2. « Je n’ai point assassiné mon ange. C’est sûr.
à l’heure des faillites frauduleuses, nourri d’enfants occultes
et de rêves de terre il y a notre oiseau clarinette,
liciole crépue au front agile des éléphants
et les amazones du roi de Dahomey de leur pelle restaurent
le paysage déchu des gratte-ciels de verre déteint,
de voies privées, de dieux pluvieux, voirie et hoirie de roses brouillées
– des mains du soleil cru des nuits lactées. » (p. 13)

On conviendra que si le premier extrait, tiré du Cahier, est plutôt facile à comprendre, le second présente de réelles difficultés. Face à des poèmes comme ceux des Armes miraculeuses, deux attitudes sont alors possibles. On peut se laisser emporter par la musique des mots, comme on écouterait une chanson dans une langue étrangère qu’on ne maîtrise qu’imparfaitement. Et ça marche incontestablement : nous sommes entraînés par le lyrisme du maître, nous ne comprenons pas ses images mais nous sentons bien qu’elles sont magnifiques. Comme nous pouvons admirer un tableau abstrait tout en ignorant ce que le peintre a voulu représenter. A la longue, néanmoins, il peut devenir frustrant de lire des poèmes écrits dans notre langue maternelle sans savoir précisément ce qu’ils veulent dire.

Alors, à moins d’être déjà soi-même un spécialiste de l’exégèse césairienne, il n’y a pas d’autre recours que des ouvrages comme celui qui vient de paraître, dont les auteurs déchiffrent à notre usage les poèmes de Ferrements (1960).

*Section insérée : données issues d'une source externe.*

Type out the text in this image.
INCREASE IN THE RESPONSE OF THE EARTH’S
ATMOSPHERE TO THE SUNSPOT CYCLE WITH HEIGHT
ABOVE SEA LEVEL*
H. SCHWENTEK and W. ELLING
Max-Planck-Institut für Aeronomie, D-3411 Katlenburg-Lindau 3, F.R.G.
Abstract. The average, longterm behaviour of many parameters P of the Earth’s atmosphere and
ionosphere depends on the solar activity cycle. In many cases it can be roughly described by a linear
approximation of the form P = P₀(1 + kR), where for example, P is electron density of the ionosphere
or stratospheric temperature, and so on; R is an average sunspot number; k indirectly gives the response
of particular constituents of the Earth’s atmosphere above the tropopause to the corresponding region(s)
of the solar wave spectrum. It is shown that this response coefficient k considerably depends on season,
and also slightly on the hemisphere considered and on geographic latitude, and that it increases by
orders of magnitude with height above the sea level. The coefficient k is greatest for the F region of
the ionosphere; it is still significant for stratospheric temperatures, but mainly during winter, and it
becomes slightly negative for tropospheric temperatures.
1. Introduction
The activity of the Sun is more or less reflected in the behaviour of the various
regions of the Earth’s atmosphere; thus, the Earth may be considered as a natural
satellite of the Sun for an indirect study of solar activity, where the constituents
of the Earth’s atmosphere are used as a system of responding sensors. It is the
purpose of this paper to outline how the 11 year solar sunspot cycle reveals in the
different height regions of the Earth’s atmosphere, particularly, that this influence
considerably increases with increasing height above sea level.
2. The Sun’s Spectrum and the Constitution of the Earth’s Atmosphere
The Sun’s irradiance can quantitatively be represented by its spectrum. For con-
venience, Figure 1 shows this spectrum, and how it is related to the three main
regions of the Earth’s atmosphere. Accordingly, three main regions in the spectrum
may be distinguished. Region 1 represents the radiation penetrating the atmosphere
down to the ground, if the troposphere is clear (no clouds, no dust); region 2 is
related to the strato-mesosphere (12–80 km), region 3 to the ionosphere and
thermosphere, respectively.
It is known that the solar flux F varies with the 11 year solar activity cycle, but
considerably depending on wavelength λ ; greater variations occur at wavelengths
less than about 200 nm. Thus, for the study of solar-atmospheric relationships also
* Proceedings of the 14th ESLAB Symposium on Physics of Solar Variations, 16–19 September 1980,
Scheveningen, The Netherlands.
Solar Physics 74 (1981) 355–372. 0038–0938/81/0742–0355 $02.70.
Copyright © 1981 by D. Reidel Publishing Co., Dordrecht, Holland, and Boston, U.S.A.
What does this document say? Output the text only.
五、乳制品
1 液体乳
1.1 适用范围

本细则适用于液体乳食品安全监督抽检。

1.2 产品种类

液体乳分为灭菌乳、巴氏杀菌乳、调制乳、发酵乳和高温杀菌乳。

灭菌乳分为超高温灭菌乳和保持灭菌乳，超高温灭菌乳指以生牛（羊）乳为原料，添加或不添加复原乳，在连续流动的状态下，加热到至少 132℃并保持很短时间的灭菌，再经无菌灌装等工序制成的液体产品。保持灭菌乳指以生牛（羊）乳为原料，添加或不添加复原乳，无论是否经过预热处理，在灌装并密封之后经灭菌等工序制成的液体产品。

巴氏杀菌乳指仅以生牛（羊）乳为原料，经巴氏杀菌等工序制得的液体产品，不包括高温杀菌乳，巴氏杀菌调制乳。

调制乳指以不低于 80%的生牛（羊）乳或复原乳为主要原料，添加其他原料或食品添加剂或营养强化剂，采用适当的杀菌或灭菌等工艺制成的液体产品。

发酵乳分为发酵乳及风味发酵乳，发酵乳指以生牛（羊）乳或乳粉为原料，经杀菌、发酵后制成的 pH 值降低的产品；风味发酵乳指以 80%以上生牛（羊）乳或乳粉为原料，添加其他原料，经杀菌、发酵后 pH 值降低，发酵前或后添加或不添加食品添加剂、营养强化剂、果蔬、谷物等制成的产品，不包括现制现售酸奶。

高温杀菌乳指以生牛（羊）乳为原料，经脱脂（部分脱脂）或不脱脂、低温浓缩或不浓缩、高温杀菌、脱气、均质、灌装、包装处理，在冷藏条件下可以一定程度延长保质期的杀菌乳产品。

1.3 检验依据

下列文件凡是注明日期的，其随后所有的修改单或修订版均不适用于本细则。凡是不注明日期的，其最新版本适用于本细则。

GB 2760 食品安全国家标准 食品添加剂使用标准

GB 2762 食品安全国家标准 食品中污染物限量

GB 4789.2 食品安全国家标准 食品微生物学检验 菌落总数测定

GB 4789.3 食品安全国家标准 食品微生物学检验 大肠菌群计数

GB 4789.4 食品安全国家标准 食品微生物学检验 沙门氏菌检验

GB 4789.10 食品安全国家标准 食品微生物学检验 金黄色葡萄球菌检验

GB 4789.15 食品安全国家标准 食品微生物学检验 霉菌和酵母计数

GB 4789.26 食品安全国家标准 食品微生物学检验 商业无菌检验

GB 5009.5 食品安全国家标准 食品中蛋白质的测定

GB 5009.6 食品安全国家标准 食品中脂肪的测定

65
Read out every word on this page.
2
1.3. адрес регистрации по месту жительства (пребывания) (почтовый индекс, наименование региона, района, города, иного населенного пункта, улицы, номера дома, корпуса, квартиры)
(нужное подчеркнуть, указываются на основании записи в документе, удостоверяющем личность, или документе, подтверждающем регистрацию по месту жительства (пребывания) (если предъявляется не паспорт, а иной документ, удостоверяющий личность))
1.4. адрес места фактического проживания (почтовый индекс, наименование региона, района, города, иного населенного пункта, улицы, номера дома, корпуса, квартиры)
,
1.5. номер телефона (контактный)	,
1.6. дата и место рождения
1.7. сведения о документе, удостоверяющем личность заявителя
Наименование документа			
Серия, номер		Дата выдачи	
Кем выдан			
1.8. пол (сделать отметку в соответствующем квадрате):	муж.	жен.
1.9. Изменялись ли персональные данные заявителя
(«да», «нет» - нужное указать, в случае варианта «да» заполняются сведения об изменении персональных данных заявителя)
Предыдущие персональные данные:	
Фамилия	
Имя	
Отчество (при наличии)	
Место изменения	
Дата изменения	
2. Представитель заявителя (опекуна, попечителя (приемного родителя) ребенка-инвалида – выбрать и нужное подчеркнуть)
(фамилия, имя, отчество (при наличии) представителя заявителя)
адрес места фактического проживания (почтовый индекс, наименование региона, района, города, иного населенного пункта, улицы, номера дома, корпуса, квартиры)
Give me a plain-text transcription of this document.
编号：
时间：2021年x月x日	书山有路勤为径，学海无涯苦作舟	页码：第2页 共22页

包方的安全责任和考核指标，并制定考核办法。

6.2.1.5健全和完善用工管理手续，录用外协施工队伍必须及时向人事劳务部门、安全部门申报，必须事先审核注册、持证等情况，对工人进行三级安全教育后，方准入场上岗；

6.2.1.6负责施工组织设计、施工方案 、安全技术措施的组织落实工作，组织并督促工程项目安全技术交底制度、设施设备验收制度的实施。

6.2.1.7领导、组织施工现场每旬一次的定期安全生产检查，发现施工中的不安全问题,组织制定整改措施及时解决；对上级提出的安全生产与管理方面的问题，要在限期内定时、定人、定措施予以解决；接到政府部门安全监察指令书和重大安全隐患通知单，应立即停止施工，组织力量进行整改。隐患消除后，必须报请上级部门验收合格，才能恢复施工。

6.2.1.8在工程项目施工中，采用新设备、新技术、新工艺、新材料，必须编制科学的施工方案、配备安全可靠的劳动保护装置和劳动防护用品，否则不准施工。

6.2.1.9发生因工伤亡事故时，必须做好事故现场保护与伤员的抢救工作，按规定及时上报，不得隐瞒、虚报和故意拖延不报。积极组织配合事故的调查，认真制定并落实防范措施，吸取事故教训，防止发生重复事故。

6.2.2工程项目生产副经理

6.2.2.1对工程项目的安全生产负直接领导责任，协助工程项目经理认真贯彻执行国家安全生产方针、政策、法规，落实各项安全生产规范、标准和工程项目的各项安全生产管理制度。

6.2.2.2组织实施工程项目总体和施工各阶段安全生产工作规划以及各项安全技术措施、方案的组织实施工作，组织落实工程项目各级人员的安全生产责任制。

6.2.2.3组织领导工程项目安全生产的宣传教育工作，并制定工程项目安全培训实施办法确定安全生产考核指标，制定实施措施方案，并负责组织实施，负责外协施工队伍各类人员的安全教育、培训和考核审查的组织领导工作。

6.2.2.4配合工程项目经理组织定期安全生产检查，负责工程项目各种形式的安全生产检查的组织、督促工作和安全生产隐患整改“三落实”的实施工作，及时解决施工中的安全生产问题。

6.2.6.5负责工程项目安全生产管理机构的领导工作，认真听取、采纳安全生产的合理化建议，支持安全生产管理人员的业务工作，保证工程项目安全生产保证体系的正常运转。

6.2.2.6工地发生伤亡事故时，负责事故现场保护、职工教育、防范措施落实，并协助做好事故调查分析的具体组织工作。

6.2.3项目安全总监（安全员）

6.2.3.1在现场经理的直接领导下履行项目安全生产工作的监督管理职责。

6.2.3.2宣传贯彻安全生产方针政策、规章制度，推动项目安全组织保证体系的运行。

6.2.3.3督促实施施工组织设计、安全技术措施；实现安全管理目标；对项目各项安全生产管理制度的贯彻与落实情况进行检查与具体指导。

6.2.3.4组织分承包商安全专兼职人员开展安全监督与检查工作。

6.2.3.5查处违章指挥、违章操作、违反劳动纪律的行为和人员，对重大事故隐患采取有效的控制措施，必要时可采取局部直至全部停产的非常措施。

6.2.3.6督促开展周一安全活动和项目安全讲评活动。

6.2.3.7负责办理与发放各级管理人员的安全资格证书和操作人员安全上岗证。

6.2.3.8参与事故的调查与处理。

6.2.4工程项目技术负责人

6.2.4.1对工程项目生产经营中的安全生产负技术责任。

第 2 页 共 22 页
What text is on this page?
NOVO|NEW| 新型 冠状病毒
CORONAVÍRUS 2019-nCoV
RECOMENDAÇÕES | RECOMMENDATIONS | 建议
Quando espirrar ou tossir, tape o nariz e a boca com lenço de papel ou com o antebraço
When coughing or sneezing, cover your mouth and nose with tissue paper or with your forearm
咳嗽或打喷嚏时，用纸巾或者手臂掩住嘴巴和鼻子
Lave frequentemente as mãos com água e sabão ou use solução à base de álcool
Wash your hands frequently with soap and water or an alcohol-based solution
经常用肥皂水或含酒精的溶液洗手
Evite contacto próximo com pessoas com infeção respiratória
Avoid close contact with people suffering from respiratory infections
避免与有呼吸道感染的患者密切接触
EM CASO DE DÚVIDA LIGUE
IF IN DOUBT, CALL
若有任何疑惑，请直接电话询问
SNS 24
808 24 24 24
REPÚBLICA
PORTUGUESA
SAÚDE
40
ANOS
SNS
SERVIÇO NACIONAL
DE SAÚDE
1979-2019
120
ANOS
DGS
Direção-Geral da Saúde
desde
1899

L’ouvrage présenté par les éditions Orizons ne se limite cependant pas à ces interprétations. Il est fait d’un assemblage que l’on est tenté de qualifier d’hétéroclite, avec en particulier deux préfaces non signées – on ne sait donc pas à qui les attribuer – intitulées respectivement « Contexte historique et littéraire » et « Dossier génétique », sans qu’on voie bien ce qui les distingue puisqu’elles reprennent parfois les mêmes citations : « Aujourd’hui [à l’époque de Ferrements] je suis peut-être un peu moins optimiste, un peu plus amer.. » (p. 13 et 29) – « J’ai vécu. Et puis, au commencement [à l’époque du Cahier], il fallait tout briser, créer de toutes pièces une littérature antillaise. Ce qui supposait une violence de cannibale » (p. 15 et 29) – « Je veux une poésie concrète, très antillaise, martiniquaise… » (p. 24 et 30-31) – « Je sais qu’on me trouve souvent obscur, voire maniéré, soucieux d’exotisme. C’est absurde. Je suis Antillais » (p. 24 et 31).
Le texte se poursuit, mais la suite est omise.